Indígenas protestam no Congresso Nacional contra projetos de lei sobre a demarcação de terras indígenas e liberação da mineração nas regiões (Foto: EVARISTO SA / AFP)

Justiça

O Supremo Tribunal Federal suspendeu, nesta sexta-feira 11, o julgamento de uma ação que tratava sobre a demarcação de terras indígenas e a aplicabilidade do conceito de “marco temporal” para legitimar a reivindicação de povos originários.

Após Alexandre de Moraes pedir destaque, os votos dos ministros, que seriam contabilizados por meio da sessão virtual da Corte, serão apresentados na sessão regular do Plenário — que ocorre por videoconferência durante a pandemia.

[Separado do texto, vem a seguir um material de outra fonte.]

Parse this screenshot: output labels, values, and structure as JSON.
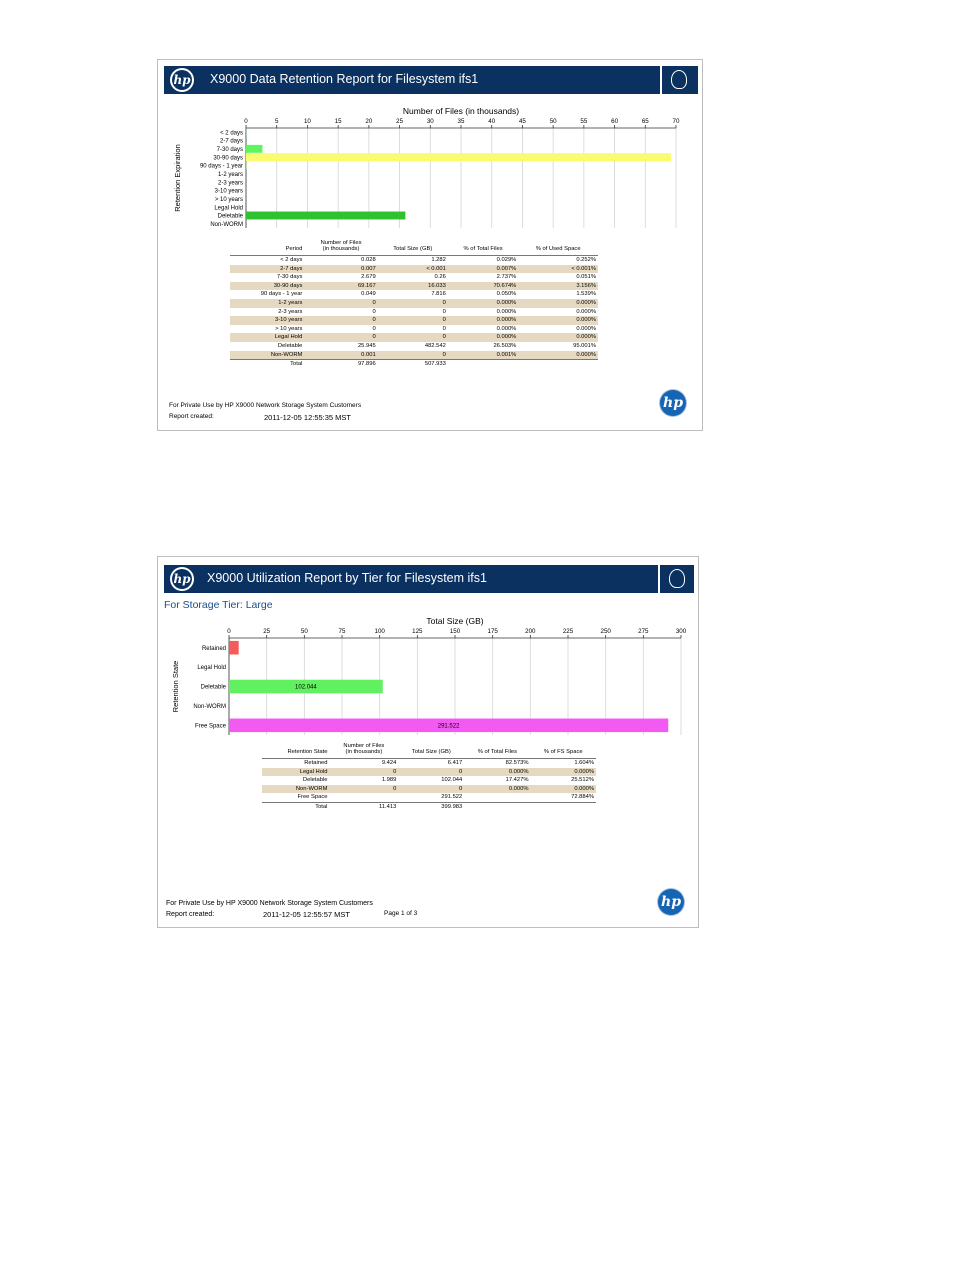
{
  "report1": {
    "title": "X9000 Data Retention Report for Filesystem ifs1",
    "footer_private": "For Private Use by HP X9000 Network Storage System Customers",
    "report_created_label": "Report created:",
    "report_created_value": "2011-12-05  12:55:35 MST",
    "logo_text": "hp",
    "icons": [
      "hp-logo-icon",
      "brain-head-icon"
    ],
    "table": {
      "headers": [
        "Period",
        "Number of Files\n(in thousands)",
        "Total Size (GB)",
        "% of Total Files",
        "% of Used Space"
      ],
      "rows": [
        [
          "< 2 days",
          "0.028",
          "1.282",
          "0.029%",
          "0.252%"
        ],
        [
          "2-7  days",
          "0.007",
          "< 0.001",
          "0.007%",
          "< 0.001%"
        ],
        [
          "7-30 days",
          "2.679",
          "0.26",
          "2.737%",
          "0.051%"
        ],
        [
          "30-90 days",
          "69.167",
          "16.033",
          "70.674%",
          "3.156%"
        ],
        [
          "90 days - 1 year",
          "0.049",
          "7.816",
          "0.050%",
          "1.539%"
        ],
        [
          "1-2 years",
          "0",
          "0",
          "0.000%",
          "0.000%"
        ],
        [
          "2-3 years",
          "0",
          "0",
          "0.000%",
          "0.000%"
        ],
        [
          "3-10 years",
          "0",
          "0",
          "0.000%",
          "0.000%"
        ],
        [
          "> 10 years",
          "0",
          "0",
          "0.000%",
          "0.000%"
        ],
        [
          "Legal Hold",
          "0",
          "0",
          "0.000%",
          "0.000%"
        ],
        [
          "Deletable",
          "25.945",
          "482.542",
          "26.503%",
          "95.001%"
        ],
        [
          "Non-WORM",
          "0.001",
          "0",
          "0.001%",
          "0.000%"
        ]
      ],
      "total": [
        "Total",
        "97.896",
        "507.933",
        "",
        ""
      ]
    }
  },
  "report2": {
    "title": "X9000 Utilization Report by Tier for Filesystem ifs1",
    "tier_title": "For Storage Tier: Large",
    "footer_private": "For Private Use by HP X9000 Network Storage System Customers",
    "report_created_label": "Report created:",
    "report_created_value": "2011-12-05  12:55:57 MST",
    "page_label": "Page 1 of 3",
    "logo_text": "hp",
    "table": {
      "headers": [
        "Retention State",
        "Number of Files\n(in thousands)",
        "Total Size (GB)",
        "% of Total Files",
        "% of FS Space"
      ],
      "rows": [
        [
          "Retained",
          "9.424",
          "6.417",
          "82.573%",
          "1.604%"
        ],
        [
          "Legal Hold",
          "0",
          "0",
          "0.000%",
          "0.000%"
        ],
        [
          "Deletable",
          "1.989",
          "102.044",
          "17.427%",
          "25.512%"
        ],
        [
          "Non-WORM",
          "0",
          "0",
          "0.000%",
          "0.000%"
        ],
        [
          "Free Space",
          "",
          "291.522",
          "",
          "72.884%"
        ]
      ],
      "total": [
        "Total",
        "11.413",
        "399.983",
        "",
        ""
      ]
    }
  },
  "chart_data": [
    {
      "type": "bar",
      "orientation": "horizontal",
      "title": "",
      "xlabel": "Number of Files (in thousands)",
      "ylabel": "Retention Expiration",
      "xlim": [
        0,
        70
      ],
      "xticks": [
        0,
        5,
        10,
        15,
        20,
        25,
        30,
        35,
        40,
        45,
        50,
        55,
        60,
        65,
        70
      ],
      "categories": [
        "< 2 days",
        "2-7 days",
        "7-30 days",
        "30-90 days",
        "90 days - 1 year",
        "1-2 years",
        "2-3 years",
        "3-10 years",
        "> 10 years",
        "Legal Hold",
        "Deletable",
        "Non-WORM"
      ],
      "values": [
        0.028,
        0.007,
        2.679,
        69.167,
        0.049,
        0,
        0,
        0,
        0,
        0,
        25.945,
        0.001
      ],
      "colors": [
        "#7de07d",
        "#7de07d",
        "#5ef55e",
        "#fbfb70",
        "#7de07d",
        "#7de07d",
        "#7de07d",
        "#7de07d",
        "#7de07d",
        "#7de07d",
        "#2fc12f",
        "#7de07d"
      ],
      "grid": true,
      "legend": "none"
    },
    {
      "type": "bar",
      "orientation": "horizontal",
      "title": "",
      "xlabel": "Total Size (GB)",
      "ylabel": "Retention State",
      "xlim": [
        0,
        300
      ],
      "xticks": [
        0,
        25,
        50,
        75,
        100,
        125,
        150,
        175,
        200,
        225,
        250,
        275,
        300
      ],
      "categories": [
        "Retained",
        "Legal Hold",
        "Deletable",
        "Non-WORM",
        "Free Space"
      ],
      "values": [
        6.417,
        0,
        102.044,
        0,
        291.522
      ],
      "data_labels": [
        "",
        "",
        "102.044",
        "",
        "291.522"
      ],
      "colors": [
        "#f65a5a",
        "#f65a5a",
        "#60f060",
        "#60f060",
        "#f25af2"
      ],
      "grid": true,
      "legend": "none"
    }
  ]
}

A ação trata de um pedido de reintegração de posse movida pelo governo de Santa Catarina contra os povos Xokleng, Guarani e Kaingang. A Corte também decidiria sobre o entendimento dado pelo ministro Edson Fachin, em maio de 2020, que suspendeu uma norma da Advocacia-Geral da União que oficializava a tese do merco temporal para demarcações de novos territórios ancestrais.

Como o julgamento da reintegração de posse foi elegível enquanto decisão de “repercussão geral”, todos os processos do gênero que tramitam na Justiça deverão levar considerar a interpretação do Supremo como diretriz.

 

 

O marco temporal é a tese de que indígenas que requerem a demarcação de territórios deveriam estar na terra no momento da promulgação da Constituição de 1988. O tema é considerado crucial por povos indígenas, que apontam que o próprio texto constitucional garante a reclamação dos territórios independente do momento da solicitação.

Muito caro à bancada ruralista, o assunto também tramita em projetos controversos na Câmara dos Deputados. Entre as prioridades, está o desejo de repassar a decisão de novas demarcações para o poder Legislativo — de acordo com a Constituição, é a União quem deve realizar tais atos — e a liberação de atividades econômicas, como a mineração, nos territórios indígenas.